From: ebiederm@xmission.com (Eric W. Biederman)
To: Linux Containers <containers@lists.linux-foundation.org>
Cc: <linux-fsdevel@vger.kernel.org>, Al Viro <viro@ZenIV.linux.org.uk>,
	Andy Lutomirski <luto@amacapital.net>,
	"Serge E. Hallyn" <serge@hallyn.com>,
	Richard Weinberger <richard@nod.at>,
	Andrey Vagin <avagin@openvz.org>, Jann Horn <jann@thejh.net>,
	Willy Tarreau <w@1wt.eu>, Omar Sandoval <osandov@osandov.com>,
	Miklos Szeredi <miklos@szeredi.hu>,
	Linus Torvalds <torvalds@linux-foundation.org>,
	"J. Bruce Fields" <bfields@fieldses.org>
References: <871tncuaf6.fsf@x220.int.ebiederm.org>
	<87mw5xq7lt.fsf@x220.int.ebiederm.org>
	<87a8yqou41.fsf_-_@x220.int.ebiederm.org>
	<874moq9oyb.fsf_-_@x220.int.ebiederm.org>
	<871tfkawu9.fsf_-_@x220.int.ebiederm.org>
Date: Tue, 04 Aug 2015 22:14:25 -0500
In-Reply-To: <871tfkawu9.fsf_-_@x220.int.ebiederm.org> (Eric W. Biederman's
	message of "Mon, 03 Aug 2015 16:25:18 -0500")
Message-ID: <87y4hqwhny.fsf_-_@x220.int.ebiederm.org>
User-Agent: Gnus/5.13 (Gnus v5.13) Emacs/24.3 (gnu/linux)
MIME-Version: 1.0
Content-Type: text/plain
Subject: [PATCH review 7/6] vfs: Make mnt_escape_count 64bit
Sender: linux-fsdevel-owner@vger.kernel.org
Precedence: bulk

Commit Message

Eric W. Biederman Aug. 5, 2015, 3:14 a.m. UTC

The primary way that mnt_escape_count differs from a seqcount is that
it's value is cached across operations that sleep.  In emperical
testing mnt_escape_count can be made to rollover in 64 minutes on an
Intel 2.5Ghz Core i5 processor on ramfs.  Meanwhile a single pathname
lookup on an otherwise idle system has been measured at 2 minutes 9
seconds.  Those numbers are entirely too close for comfort, especially
given that nfs lookups can take indefinitely long.

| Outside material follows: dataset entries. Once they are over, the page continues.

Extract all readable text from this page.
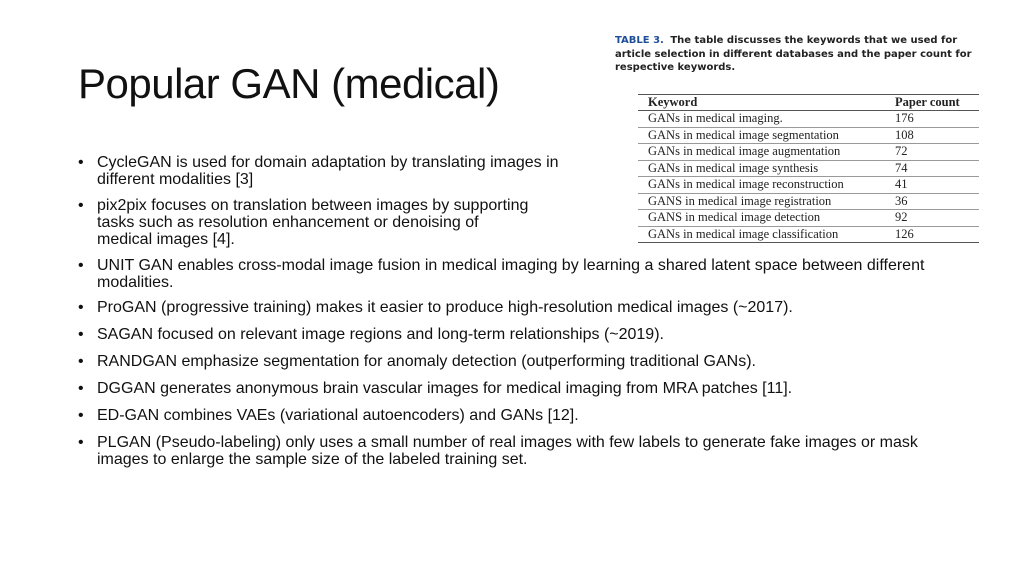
Popular GAN (medical)
TABLE 3. The table discusses the keywords that we used for article selection in different databases and the paper count for respective keywords.
Keyword	Paper count
GANs in medical imaging.	176
GANs in medical image segmentation	108
GANs in medical image augmentation	72
GANs in medical image synthesis	74
GANs in medical image reconstruction	41
GANS in medical image registration	36
GANS in medical image detection	92
GANs in medical image classification	126
• CycleGAN is used for domain adaptation by translating images in different modalities [3]
• pix2pix focuses on translation between images by supporting tasks such as resolution enhancement or denoising of medical images [4].
• UNIT GAN enables cross-modal image fusion in medical imaging by learning a shared latent space between different modalities.
• ProGAN (progressive training) makes it easier to produce high-resolution medical images (~2017).
• SAGAN focused on relevant image regions and long-term relationships (~2019).
• RANDGAN emphasize segmentation for anomaly detection (outperforming traditional GANs).
• DGGAN generates anonymous brain vascular images for medical imaging from MRA patches [11].
• ED-GAN combines VAEs (variational autoencoders) and GANs [12].
• PLGAN (Pseudo-labeling) only uses a small number of real images with few labels to generate fake images or mask images to enlarge the sample size of the labeled training set.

Extend mnt_escape_count to 64bit to increase the expected time to
rollover from 1 hour to 489,957 years.  Even if the efficiency of
rename is increased to be able to rename 2^31 entries in 1 second
(instead of the 1 hour that I measured) it will still take 136 years
before the escape count rolls over, making it essentially never.

On 32bit the low 32bit word of the 64bit count is treated as a
sequence count such that if you read the low 32bit value, read the
high 32bit value, and then read the low 32bit value again and the low
32bit value remains unchanged the high 32bit value is guaranteed to be
stable when the low 32bit value does not equal -1UL.  Thankfully in
the unlikely event that the low 32bit value is -1UL the code does not
care about the high 32bit value so the code does not need to reread
the values in that case.

Signed-off-by: "Eric W. Biederman" <ebiederm@xmission.com>
---
 fs/mount.h     | 32 ++++++++++++++++++++++++++++----
 fs/namei.c     |  6 +++---
 fs/namespace.c | 13 ++++++++++++-
 3 files changed, 43 insertions(+), 8 deletions(-)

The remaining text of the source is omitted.